Staying true to the original rustic colour schemes, they have delicately repainted a 1920s advert for the town’s long gone Palladium cinema.
And the pair have spotted several other crumbling ghost signs they would like to restore to their vivid former glories.
Mr Johnstone was trained as a sign painter’s apprentice in Lancaster in the late 1970s, during the final years of the hand-painted era.
He said: “These signs are really special. I like to think of them of them as a sort of local ‘folk art’. It was the only art work some people would ever see. Not everyone could go to art galleries.
“The really special thing was you could walk down any street in England and the subtleties of signs would change, because each would be painted by a local painter from a local firm. He would have his own turf and his own particular style.

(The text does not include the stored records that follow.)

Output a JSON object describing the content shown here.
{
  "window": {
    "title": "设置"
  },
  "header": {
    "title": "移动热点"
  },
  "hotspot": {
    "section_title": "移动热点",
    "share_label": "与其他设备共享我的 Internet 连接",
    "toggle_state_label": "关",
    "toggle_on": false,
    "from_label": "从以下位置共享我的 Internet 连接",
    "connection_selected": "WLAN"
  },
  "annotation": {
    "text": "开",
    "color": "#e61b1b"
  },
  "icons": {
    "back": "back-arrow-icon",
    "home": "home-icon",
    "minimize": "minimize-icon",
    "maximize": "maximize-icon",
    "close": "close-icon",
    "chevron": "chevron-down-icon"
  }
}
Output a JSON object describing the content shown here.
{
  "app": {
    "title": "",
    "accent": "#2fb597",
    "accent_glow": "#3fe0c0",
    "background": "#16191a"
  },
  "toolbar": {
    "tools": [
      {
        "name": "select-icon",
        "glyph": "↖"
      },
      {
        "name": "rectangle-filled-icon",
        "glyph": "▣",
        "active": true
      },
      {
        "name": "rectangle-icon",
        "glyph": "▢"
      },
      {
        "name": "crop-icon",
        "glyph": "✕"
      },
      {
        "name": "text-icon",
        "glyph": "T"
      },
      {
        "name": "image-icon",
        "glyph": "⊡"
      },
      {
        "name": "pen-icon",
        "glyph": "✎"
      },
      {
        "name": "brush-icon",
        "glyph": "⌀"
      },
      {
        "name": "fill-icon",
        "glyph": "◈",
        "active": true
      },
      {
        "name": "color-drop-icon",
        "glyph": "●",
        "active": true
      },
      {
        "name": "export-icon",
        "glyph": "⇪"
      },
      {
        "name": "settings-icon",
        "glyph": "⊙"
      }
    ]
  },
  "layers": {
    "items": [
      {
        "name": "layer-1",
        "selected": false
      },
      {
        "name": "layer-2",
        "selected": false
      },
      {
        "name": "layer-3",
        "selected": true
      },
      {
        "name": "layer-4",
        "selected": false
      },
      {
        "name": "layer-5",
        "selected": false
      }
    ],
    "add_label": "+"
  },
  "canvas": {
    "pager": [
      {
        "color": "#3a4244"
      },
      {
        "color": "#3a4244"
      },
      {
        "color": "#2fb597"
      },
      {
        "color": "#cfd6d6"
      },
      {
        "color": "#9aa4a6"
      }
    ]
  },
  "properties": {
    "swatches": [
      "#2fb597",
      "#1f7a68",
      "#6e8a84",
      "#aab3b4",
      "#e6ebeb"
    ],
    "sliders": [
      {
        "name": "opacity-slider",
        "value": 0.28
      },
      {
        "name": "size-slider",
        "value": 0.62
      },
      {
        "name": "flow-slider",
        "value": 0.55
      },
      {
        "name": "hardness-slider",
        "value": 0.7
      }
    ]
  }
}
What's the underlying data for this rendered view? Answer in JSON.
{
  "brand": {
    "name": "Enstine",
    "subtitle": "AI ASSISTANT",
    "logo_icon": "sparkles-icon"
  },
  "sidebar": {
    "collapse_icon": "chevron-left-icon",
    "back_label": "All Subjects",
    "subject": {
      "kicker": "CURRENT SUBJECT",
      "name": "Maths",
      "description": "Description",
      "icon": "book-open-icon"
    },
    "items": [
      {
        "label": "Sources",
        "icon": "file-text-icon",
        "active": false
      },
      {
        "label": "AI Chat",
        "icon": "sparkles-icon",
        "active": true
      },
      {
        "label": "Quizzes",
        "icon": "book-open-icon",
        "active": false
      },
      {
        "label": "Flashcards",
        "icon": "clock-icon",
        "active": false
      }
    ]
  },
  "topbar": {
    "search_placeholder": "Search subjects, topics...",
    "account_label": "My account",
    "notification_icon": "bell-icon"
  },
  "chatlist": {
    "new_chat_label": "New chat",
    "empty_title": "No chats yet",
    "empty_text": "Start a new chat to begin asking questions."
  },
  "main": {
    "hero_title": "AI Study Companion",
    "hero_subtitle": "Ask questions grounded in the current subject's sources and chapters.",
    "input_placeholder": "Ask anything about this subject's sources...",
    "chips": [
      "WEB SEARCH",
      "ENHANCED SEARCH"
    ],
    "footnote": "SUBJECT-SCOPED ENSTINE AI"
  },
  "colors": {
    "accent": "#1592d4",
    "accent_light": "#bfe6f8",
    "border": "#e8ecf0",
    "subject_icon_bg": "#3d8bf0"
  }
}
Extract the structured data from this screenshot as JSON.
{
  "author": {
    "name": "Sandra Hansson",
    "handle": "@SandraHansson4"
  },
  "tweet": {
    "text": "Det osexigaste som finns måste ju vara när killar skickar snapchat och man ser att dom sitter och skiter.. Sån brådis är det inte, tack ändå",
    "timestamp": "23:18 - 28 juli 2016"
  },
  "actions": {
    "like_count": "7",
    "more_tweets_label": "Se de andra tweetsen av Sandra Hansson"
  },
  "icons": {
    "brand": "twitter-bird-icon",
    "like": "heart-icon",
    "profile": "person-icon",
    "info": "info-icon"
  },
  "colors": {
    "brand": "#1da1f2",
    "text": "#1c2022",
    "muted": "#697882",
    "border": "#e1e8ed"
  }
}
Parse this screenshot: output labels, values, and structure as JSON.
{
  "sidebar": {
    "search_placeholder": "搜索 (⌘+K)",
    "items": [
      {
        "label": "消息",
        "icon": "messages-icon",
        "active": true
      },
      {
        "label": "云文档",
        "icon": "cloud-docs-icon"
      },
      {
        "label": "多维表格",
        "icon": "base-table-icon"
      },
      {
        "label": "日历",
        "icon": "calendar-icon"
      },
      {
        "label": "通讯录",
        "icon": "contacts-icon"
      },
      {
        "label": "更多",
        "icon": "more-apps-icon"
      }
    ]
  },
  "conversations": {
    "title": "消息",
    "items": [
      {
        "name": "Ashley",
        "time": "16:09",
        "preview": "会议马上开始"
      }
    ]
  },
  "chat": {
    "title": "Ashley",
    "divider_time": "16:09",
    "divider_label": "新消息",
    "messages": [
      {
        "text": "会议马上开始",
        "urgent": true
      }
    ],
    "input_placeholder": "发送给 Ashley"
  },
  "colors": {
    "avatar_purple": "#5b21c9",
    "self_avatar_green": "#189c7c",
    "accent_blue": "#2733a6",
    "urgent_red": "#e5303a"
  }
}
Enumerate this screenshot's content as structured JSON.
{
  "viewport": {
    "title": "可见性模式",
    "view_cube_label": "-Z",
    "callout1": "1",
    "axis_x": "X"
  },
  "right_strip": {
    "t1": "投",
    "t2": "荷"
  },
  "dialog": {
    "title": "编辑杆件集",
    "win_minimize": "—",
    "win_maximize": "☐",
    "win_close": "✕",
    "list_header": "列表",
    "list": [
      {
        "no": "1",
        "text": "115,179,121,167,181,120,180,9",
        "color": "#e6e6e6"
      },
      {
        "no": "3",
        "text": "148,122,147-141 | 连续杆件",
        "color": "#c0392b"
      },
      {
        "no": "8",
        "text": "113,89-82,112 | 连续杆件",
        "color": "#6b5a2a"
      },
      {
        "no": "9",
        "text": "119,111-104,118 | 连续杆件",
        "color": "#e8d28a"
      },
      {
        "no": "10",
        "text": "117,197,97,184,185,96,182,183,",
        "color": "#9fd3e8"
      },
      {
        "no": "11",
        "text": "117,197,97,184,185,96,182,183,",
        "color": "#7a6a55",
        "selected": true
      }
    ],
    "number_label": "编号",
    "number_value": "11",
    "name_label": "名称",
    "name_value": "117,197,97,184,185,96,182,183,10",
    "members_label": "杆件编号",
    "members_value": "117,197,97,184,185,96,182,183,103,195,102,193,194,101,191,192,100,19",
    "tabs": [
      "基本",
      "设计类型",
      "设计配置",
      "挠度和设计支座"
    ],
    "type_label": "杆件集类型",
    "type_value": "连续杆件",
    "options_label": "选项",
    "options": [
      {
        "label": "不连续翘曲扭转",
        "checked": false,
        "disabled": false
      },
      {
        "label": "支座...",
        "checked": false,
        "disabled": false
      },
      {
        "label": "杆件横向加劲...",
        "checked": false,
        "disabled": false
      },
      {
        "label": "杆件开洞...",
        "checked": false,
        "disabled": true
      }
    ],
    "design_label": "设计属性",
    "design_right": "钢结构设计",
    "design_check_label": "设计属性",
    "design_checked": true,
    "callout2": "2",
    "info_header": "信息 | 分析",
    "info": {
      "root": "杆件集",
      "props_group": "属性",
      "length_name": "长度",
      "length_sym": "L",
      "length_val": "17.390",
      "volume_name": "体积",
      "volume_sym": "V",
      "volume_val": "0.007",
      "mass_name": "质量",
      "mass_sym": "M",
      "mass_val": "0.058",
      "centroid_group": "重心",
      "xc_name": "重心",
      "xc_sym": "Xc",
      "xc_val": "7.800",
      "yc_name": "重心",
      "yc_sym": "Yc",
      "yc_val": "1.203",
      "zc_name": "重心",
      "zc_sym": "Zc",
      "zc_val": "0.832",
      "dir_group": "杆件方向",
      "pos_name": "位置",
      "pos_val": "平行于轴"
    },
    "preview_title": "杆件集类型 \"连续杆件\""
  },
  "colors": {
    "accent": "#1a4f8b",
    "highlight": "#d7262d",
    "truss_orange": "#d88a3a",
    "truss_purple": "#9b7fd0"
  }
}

“In the days of modern billboards and internet advertising everything is generic. We’ve lost that individual charm and uniqueness.”
Mr Johnstone said he and his colleague decided to save the Palladium sign after hearing it could be lost when a developer bought the building to transform into flats.
“I was always aware of this sign. It was deteriorating and deteriorating and I just thought how amazing it would be to restore it,”
“There are a lot of interesting ghost signs around Morecambe. There’s one for the old Palace Theatre that we would like to look at. It certainly won’t be the last.”
Blogger John Rymer is another ghost sign enthusiast, who took an interest after spotting many well-preserved examples in his native Leeds.
Now living in Saltburn, Teesside, he runs a Facebook page which features pictures of the signs and has amassed more than 2,400 followers.
Mr Rymer says he is sent photographs of ghost signs every day from around the country – and from as far away as Beijing, China, and Massachusetts in the US.
The 56-year-old said: “I noticed them while walking around Leeds. I used to go running but had an injury. I started looking into it and found there were thousands.
“I just like the look of them and the feedback on Facebook has been phenomenal. I try to do a bit of research but mostly I like letting people come to me with the facts and history of the signs.
“I get people sending me photographs from all over the world, every single day. I literally get hundreds every week.”
Mr Rymer said the signs may be old, but new examples continue to be discovered all the time.
In some cases, the use of modern advertising has even protected some of the striking signs from deteriorating more quickly.
He said: “People find them behind billboards when the advertising leases end and they’re taken down. Obviously a good advertising space today was a good advertising space 100 years ago.”